Terimakasih kepada para inspirasiku :
  1. Anak kecil lucu dan lugu, terimakasih atas sikapmu yang bersahabat saat aku amati, atau mungkin kau terlalu lugu untuk tau sedang memikirkan apa aku ini? Dan tidak peduli serta lebih senang mengunyah kacangmu yang sebungkus itu, sambil menggenggam erat tangan ibumu?

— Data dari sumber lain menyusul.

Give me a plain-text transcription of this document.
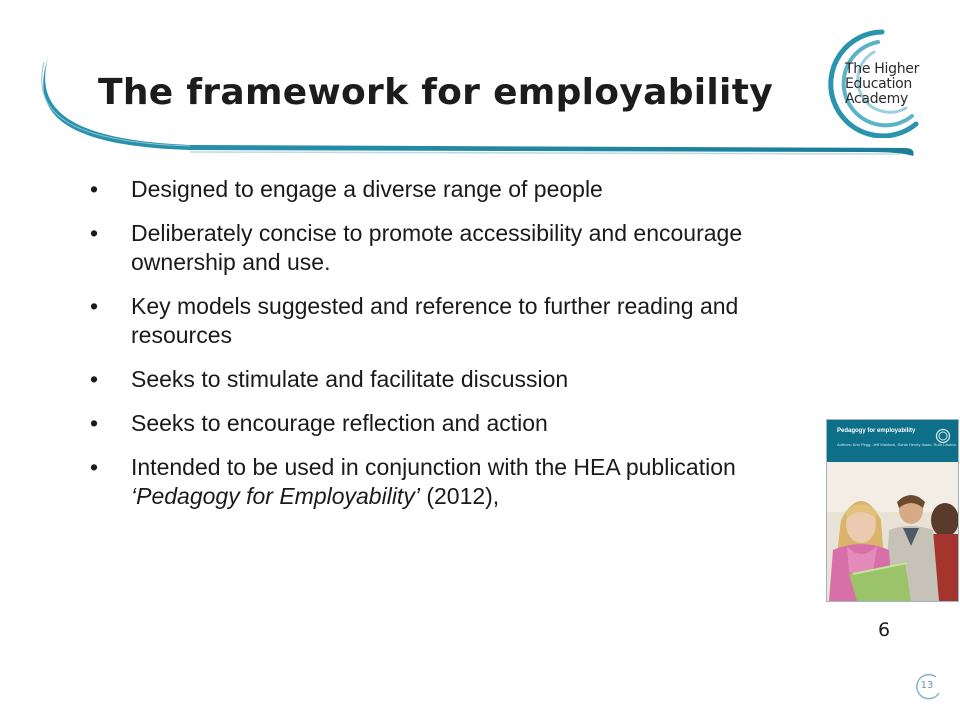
The framework for employability
The Higher
Education
Academy
• Designed to engage a diverse range of people
• Deliberately concise to promote accessibility and encourage ownership and use.
• Key models suggested and reference to further reading and resources
• Seeks to stimulate and facilitate discussion
• Seeks to encourage reflection and action
• Intended to be used in conjunction with the HEA publication ‘Pedagogy for Employability’ (2012),
Pedagogy for employability
Authors: Ann Pegg, Jeff Waldock, Sonia Hendy-Isaac, Ruth Lawton
6
13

Haha apapun itu, aku sangat menyukaimu, dan berharap perubahan zaman tidak turut serta merubahmu begitu saja.
  2. Nenek tua yang lusuh (sangat lusuh mungkin), terimakasih atas kehadiranmu yang menunjukkan betapa ketegaranmu tak mampu ku ukur, terimakasih karena masih menjadi misteri atas pertanyaan-pertanyaanku, dan terimakasih karena kau aku berjanji untuk sekuat mungkin tidak sendiri saat tua nanti, dan terimakasih sekali lagi karena dirimu, aku akan lebih menghargai masa-masa ku kini, menyimpan semua memori dengan baik dan menikmati dengan apik.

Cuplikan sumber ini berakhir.